21年箱根駅伝 絆大作戦(原監督「未曽有のシーズンの箱根駅伝では駅伝の原点である絆を大切して戦いたい」)4位

21年出雲駅伝 結(むすび)大作戦(原監督「縁結びの神様として名高い出雲神社からスタートするレースに団結して臨む。コロナ禍が早く終結することを願う」)2位

21年全日本大学駅伝 男前大作戦(原監督「青学大のイケメン(男前)ランナーが『男だろ!』のかけ声で力を発揮する駒大の前でレースを進める積極策で優勝狙う」)2位

22年箱根駅伝 パワフル大作戦(原監督「選手、マネジャー、スタッフの『力』を結集してパワフルに戦います」)優勝

22年出雲駅伝 パチパチ大作戦(原監督「まだコロナ禍の影響で大声の応援は難しいですが、すべての学生ランナーにパチパチと大きな拍手を送っていただきたい」)4位

22年全日本大学駅伝 プライド大作戦(前年度の箱根駅伝王者のプライドをかけて臨む)3位

22年箱根駅伝 ピース大作戦(原監督「世界中が平和になることを願う。平和であってこそ箱根駅伝が行われることに感謝)3位

23年出雲駅伝 イット!大作戦(5年ぶりの一等賞を狙う。出雲駅伝を放送するフジテレビ系のニュース番組「Live News イット!」の番宣も兼ねる)5位

23年全日本大学駅伝 名古屋大作戦(原監督「序盤の名古屋エリアで勝負!)2位

24年箱根駅伝 負けてたまるか!大作戦(絶対王者の駒大にチーム一丸で強い気持ちで挑む)優勝

24年出雲駅伝 かっとばせ!!大作戦(原監督「ドジャースの大谷翔平に負けずに大学駅伝も盛り上げていきます」)3位

24年全日本大学駅伝 イーゴ大作戦(ワシをモチーフにした青学大の公式マスコット「イーゴ」から。

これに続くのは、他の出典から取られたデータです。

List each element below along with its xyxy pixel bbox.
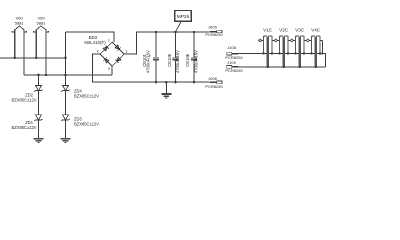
svg-text:J109: J109 xyxy=(227,60,236,65)
svg-text:4700uF/16V: 4700uF/16V xyxy=(193,50,198,73)
svg-text:J006: J006 xyxy=(208,76,217,81)
svg-text:CE105: CE105 xyxy=(185,53,190,66)
svg-text:BZX85C±12V: BZX85C±12V xyxy=(11,98,36,103)
svg-text:2: 2 xyxy=(126,50,128,54)
svg-text:4: 4 xyxy=(97,50,99,54)
svg-text:BZX85C±12V: BZX85C±12V xyxy=(74,94,99,99)
svg-text:1: 1 xyxy=(108,38,110,42)
svg-text:CE102: CE102 xyxy=(167,53,172,66)
svg-text:J108: J108 xyxy=(227,45,236,50)
svg-text:PCR8250: PCR8250 xyxy=(205,32,223,37)
svg-text:PCR8250: PCR8250 xyxy=(205,84,223,89)
svg-text:KBL410(F): KBL410(F) xyxy=(84,40,106,45)
svg-text:5881: 5881 xyxy=(15,20,25,25)
svg-text:BZX85C±12V: BZX85C±12V xyxy=(74,122,99,127)
svg-text:J005: J005 xyxy=(208,25,217,30)
svg-text:V3C: V3C xyxy=(295,28,305,33)
svg-text:3: 3 xyxy=(108,67,110,71)
svg-text:V1C: V1C xyxy=(263,28,273,33)
svg-text:5881: 5881 xyxy=(37,20,47,25)
svg-text:4700uF/16V: 4700uF/16V xyxy=(175,50,180,73)
svg-text:V4C: V4C xyxy=(311,28,321,33)
svg-text:V2C: V2C xyxy=(279,28,289,33)
svg-text:4700uF/16V: 4700uF/16V xyxy=(145,50,150,73)
svg-text:MP26: MP26 xyxy=(177,14,190,20)
svg-text:PCR8250: PCR8250 xyxy=(225,68,243,73)
svg-text:BZX85C±12V: BZX85C±12V xyxy=(11,125,36,130)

原監督いわく「いいゴールを目指す」というダジャレもかかっている)3位

25年箱根駅伝 あいたいね大作戦(当時、闘病中だった故・皆渡星七(みなわたり・せな)さんへの思いを込める)優勝

25年出雲駅伝 ばけばけ大作戦(島根県を舞台とした朝ドラにちなむ。進化を意味する「化ける」の意味も持つ)7位

25年全日本大学駅伝 朝日にかける大作戦(エースの黒田朝日にタスキを託すまでの粘りが鍵。主催の朝日新聞、生中継するテレビ朝日への敬意も込める)?